Botelho despontou na Liga com 21 anos, mas não conseguiu evitar a descida de divisão. No verão de 1998, o Belenenses apostou num guarda-redes experiente que viria a marcar a caminhada do jovem português: Marco Aurélio.

«O Marco Aurélio foi um excelente guarda-redes, é uma excelente pessoa e um grande amigo. Mas sei que se tivesse tido um adversário diferente na luta da baliza do Belenenses, a história podia ter sido outra.  Foi uma luta renhida com ele, embora um pouco desigual pelo estatuto que o Marco tinha e eu não. Em caso de dúvida, jogava ele. De qualquer forma, tive o privilégio de trabalhar com um grande profissional», salienta.

A baliza do Belenenses passou para Marco Aurélio, que fez 30 jogos na época 1998/99, na caminhada de regresso da equipa do Restelo ao escalão principal. Marco Botelho jogou apenas uma vez. No ano seguinte, o português ainda disputou nove jogos no campeonato nacional, mas perdeu a batalha para o experiente Marco Aurélio, que viria a inscrever o seu nome na história do clube.

«Acabei por ser emprestado ao V. Setúbal a meio da temporada 2000/01, subimos de divisão com o Jorge Jesus, e depois duas épocas ao Portimonense, onde fui muito feliz», explica.

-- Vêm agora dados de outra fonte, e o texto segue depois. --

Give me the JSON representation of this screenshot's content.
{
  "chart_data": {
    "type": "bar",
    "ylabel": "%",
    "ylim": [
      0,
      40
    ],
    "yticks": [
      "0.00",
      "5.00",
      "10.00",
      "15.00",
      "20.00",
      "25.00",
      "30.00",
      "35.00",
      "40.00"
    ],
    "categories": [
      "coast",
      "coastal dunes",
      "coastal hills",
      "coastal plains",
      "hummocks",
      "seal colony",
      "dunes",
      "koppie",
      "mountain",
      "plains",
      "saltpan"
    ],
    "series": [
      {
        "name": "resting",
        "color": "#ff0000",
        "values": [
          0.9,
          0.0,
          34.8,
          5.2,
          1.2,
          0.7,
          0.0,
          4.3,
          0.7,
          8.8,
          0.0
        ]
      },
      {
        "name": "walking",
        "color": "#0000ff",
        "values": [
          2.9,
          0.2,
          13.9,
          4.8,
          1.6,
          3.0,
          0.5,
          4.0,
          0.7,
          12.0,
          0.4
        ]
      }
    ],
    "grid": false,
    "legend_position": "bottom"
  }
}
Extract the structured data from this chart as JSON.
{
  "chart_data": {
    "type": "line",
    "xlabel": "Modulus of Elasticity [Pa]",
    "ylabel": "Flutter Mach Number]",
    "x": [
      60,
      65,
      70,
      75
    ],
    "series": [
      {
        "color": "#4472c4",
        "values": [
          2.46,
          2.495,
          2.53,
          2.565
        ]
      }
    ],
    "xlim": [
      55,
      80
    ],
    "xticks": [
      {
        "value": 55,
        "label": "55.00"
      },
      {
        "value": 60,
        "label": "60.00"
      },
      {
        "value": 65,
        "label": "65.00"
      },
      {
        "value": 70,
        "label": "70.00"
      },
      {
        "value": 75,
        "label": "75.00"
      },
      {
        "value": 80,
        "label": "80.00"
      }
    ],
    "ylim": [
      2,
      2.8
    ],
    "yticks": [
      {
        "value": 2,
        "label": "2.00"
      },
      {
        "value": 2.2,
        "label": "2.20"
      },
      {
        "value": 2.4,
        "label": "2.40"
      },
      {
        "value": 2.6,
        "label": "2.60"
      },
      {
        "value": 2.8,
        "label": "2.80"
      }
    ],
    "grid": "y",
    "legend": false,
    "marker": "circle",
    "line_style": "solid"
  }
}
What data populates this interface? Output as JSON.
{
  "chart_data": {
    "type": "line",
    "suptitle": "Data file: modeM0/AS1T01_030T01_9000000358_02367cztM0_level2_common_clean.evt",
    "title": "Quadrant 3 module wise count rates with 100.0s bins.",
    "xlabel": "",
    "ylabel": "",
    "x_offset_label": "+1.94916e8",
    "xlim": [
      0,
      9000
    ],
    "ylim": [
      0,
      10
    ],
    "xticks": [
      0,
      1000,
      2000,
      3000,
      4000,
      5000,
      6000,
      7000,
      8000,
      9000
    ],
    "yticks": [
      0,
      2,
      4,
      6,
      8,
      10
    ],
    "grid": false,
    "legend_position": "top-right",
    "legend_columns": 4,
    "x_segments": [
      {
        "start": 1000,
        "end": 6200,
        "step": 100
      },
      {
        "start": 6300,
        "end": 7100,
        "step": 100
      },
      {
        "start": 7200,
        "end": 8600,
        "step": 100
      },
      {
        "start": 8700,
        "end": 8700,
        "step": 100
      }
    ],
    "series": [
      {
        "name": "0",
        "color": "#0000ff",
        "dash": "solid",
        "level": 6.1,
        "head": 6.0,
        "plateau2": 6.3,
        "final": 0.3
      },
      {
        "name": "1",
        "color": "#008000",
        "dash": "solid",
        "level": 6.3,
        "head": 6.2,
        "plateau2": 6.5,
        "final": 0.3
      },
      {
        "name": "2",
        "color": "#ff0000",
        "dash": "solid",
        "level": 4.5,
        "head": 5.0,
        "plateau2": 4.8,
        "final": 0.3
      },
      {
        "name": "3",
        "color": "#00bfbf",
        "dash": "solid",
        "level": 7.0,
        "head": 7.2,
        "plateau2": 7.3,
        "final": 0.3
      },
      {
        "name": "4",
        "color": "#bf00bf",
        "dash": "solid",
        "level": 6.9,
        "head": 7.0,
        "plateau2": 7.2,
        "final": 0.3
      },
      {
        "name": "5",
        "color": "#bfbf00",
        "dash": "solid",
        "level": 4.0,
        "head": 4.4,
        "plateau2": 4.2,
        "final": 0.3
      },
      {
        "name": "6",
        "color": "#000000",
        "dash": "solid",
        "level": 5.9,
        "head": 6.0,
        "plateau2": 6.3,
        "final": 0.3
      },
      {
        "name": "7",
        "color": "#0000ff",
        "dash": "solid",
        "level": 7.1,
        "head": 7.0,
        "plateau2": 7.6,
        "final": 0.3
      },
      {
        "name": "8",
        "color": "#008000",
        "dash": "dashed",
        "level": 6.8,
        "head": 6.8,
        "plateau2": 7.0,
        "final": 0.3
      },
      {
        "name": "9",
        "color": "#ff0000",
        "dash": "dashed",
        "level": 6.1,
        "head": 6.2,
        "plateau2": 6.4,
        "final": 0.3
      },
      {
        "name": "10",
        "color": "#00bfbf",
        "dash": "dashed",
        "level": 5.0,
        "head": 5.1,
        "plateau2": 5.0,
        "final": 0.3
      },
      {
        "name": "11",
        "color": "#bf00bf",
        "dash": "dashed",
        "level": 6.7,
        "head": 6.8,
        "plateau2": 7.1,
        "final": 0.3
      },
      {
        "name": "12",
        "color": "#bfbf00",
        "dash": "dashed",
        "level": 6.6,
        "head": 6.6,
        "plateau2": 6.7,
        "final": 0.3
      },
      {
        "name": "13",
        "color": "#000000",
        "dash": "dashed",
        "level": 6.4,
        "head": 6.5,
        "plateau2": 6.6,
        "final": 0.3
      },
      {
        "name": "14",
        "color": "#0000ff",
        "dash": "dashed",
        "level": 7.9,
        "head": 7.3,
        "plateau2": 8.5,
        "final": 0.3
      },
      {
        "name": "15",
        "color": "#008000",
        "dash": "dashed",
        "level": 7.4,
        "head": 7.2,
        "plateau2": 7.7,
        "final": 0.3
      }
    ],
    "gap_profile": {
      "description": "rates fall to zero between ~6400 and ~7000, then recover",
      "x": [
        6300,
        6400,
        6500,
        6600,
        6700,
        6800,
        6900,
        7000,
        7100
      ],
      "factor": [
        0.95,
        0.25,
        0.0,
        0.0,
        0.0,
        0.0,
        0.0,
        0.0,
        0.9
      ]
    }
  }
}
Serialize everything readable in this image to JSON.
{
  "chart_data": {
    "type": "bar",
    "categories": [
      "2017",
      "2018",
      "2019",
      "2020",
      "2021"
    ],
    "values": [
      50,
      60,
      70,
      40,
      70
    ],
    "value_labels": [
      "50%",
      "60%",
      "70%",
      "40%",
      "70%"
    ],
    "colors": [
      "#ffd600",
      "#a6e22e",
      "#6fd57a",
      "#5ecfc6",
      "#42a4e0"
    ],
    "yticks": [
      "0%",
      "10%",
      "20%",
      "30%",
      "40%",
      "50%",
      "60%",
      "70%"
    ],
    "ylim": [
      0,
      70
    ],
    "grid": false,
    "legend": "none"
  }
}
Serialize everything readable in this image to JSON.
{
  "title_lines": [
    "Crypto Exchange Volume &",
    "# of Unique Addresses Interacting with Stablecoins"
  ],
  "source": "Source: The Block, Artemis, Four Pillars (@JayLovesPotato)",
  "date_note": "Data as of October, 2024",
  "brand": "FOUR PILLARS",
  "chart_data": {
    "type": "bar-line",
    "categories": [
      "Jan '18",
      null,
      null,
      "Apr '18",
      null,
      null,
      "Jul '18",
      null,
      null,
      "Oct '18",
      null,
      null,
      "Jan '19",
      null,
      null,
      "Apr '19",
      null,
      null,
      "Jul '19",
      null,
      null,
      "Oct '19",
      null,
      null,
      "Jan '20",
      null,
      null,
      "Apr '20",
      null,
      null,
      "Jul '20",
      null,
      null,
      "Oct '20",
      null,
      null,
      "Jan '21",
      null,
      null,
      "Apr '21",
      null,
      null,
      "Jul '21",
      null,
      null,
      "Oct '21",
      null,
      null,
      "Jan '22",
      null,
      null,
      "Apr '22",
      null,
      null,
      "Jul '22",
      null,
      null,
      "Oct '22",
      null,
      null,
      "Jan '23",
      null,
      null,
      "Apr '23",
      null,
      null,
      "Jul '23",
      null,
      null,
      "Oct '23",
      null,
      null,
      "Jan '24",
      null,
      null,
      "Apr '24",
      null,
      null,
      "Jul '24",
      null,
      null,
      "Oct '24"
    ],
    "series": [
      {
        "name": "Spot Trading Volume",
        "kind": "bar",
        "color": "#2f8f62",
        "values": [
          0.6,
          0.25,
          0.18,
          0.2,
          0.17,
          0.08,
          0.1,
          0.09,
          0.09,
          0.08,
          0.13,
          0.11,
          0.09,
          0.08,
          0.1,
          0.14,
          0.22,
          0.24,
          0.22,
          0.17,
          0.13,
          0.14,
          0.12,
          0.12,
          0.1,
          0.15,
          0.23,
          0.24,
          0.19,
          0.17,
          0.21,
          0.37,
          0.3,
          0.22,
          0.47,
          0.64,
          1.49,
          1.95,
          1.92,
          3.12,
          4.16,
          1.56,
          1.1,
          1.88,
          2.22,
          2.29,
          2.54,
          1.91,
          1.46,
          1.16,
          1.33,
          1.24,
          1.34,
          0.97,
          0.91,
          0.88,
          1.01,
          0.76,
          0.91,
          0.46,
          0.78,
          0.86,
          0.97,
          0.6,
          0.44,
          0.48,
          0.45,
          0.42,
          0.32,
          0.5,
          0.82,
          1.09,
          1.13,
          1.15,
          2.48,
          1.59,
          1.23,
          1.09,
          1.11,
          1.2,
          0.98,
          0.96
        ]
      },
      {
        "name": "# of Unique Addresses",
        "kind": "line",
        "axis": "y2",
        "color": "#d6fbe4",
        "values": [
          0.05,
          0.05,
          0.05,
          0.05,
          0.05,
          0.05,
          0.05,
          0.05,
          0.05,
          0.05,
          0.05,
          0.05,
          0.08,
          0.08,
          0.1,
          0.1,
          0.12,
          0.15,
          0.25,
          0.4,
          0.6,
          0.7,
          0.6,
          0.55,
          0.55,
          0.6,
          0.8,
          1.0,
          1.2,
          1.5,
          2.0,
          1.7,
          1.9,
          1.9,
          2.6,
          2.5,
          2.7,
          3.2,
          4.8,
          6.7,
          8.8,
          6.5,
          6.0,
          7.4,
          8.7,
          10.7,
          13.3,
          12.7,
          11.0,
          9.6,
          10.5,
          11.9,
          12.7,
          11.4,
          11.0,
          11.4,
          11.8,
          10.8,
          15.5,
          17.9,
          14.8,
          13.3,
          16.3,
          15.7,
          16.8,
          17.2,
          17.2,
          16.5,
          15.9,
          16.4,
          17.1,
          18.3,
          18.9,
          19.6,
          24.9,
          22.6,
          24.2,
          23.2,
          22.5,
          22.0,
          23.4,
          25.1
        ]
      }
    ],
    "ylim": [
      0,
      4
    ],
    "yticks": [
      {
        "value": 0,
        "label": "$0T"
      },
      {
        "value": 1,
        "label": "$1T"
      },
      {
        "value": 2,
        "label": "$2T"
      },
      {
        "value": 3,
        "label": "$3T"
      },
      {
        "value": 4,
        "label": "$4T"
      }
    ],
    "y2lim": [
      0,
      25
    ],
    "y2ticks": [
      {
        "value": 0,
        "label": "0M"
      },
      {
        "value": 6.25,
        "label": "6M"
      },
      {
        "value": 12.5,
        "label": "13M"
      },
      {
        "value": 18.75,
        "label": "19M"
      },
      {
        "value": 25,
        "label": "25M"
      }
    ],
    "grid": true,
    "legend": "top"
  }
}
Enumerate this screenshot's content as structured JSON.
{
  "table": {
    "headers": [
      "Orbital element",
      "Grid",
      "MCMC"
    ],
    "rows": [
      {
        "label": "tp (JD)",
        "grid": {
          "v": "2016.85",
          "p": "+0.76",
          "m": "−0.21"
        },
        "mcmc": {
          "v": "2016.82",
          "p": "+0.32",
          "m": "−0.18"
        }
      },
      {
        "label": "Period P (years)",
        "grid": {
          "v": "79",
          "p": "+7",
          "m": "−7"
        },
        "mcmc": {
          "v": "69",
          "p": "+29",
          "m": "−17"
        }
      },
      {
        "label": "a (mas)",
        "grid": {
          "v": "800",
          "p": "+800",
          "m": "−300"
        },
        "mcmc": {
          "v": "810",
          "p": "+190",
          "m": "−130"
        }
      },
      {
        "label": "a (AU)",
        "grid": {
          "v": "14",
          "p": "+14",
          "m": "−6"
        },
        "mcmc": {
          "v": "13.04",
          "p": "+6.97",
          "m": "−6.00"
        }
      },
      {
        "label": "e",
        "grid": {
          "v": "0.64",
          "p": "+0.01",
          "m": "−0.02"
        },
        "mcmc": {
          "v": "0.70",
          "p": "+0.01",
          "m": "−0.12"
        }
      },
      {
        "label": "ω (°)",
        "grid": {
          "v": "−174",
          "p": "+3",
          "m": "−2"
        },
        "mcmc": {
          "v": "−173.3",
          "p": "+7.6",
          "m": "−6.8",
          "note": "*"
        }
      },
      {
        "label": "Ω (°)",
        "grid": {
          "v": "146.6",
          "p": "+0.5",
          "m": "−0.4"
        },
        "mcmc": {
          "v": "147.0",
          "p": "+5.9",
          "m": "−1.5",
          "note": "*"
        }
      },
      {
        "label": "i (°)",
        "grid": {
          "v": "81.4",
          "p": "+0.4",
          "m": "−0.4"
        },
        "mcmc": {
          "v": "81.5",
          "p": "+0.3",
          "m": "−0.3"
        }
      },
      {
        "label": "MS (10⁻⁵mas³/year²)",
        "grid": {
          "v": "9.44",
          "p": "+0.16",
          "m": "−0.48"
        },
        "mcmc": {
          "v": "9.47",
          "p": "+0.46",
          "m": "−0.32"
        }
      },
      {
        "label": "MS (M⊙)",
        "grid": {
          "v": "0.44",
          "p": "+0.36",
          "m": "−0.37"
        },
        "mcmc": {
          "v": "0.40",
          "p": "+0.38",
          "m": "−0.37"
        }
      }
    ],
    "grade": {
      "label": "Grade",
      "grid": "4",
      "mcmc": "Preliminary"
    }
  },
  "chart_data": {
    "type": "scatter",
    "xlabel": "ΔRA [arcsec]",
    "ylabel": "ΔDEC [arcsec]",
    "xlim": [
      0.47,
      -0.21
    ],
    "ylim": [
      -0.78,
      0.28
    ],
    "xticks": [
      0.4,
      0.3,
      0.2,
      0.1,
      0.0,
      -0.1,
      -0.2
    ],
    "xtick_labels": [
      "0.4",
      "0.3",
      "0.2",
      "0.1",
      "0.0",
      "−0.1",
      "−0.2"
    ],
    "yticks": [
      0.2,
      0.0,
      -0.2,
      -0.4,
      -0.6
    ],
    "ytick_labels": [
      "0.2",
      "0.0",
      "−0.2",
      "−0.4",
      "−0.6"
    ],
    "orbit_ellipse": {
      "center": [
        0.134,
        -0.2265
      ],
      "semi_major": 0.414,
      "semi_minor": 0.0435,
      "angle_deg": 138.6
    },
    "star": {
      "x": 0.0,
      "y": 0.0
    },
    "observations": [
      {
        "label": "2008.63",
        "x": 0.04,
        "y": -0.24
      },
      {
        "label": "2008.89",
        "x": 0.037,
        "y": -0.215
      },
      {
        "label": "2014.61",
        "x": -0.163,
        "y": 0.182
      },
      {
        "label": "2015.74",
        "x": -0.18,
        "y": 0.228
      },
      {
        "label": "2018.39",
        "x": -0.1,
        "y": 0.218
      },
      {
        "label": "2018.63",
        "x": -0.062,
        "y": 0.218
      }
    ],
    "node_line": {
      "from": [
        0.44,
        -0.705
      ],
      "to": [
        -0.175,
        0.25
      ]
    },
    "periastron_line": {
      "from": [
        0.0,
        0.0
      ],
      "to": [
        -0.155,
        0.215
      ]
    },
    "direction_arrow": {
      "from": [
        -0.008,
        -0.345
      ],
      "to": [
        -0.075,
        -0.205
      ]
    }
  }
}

Seguiram-se Santa Clara e Louletano, ainda por cedência do Belenenses, antes do fim de uma ligação de 16 anos ao emblema da Cruz de Cristo, o único que representou no escalão principal.

«A partir daí foi sempre a descer», atalha Marco Botelho, com boa disposição. Maia, Lagoa, Pinhalnovense, Atlético e Oriental para a despedida, em 2014: «Conseguimos subir no Oriental, foi uma forma bonita de terminar a carreira. Ainda fui inscrito no Amora, no ano seguinte, mas já estava como treinador de guarda-redes. Deixei de jogar porque me diagnosticaram duas hérnias na cervical e o neurocirurgião avisou-me que corria o risco de ter grandes problemas no futuro.»

Apesar de ter estado apenas duas temporadas no escalão principal do futebol português, o guarda-redes faz um balanço de carreira extremamente positivo: «Cumpri o meu sonho, sempre quis ser profissional de futebol e sobretudo ser igual. Ou seja, sair do futebol com a mesma humildade com que entrei, com respeito pelas pessoas. De resto, uns são Ronaldos e outros não.»

«Podia ter chegado mais longe, também cometi erros, mas isso faz parte do crescimento das pessoas. Talvez tenha percebido isso um bocado tarde, mas no fundo, acabei por sair com o meu objetivo cumprido. Fui profissional e joguei em todas as divisões do país», frisa.

Marco Botelho destaca três clubes ao longo do seu percurso, sem negligenciar os restantes. «Onde me senti mais em casa foi no Atlético e no Portimonense, sem esquecer o Belenenses, claro, clube onde me formei, onde me fiz homem. Não esqueço as subidas de divisão em clubes históricos como o Atlético ou o Oriental, mas destacaria o Atlético», ressalva.

«O meu pai tinha jogado no Atlético e foi bonito eu ter jogado igualmente lá. É um clube diferente, muito bairrista e as pessoas estavam com saudades de viverem momentos históricos. Possibilitar o regresso aos campeonatos profissionais foi inesquecível, é algo que dificilmente nos sai da memória. Hoje em dia, até posso dizer que me sinto mais Atlético que Belenenses», remata o antigo guarda-redes.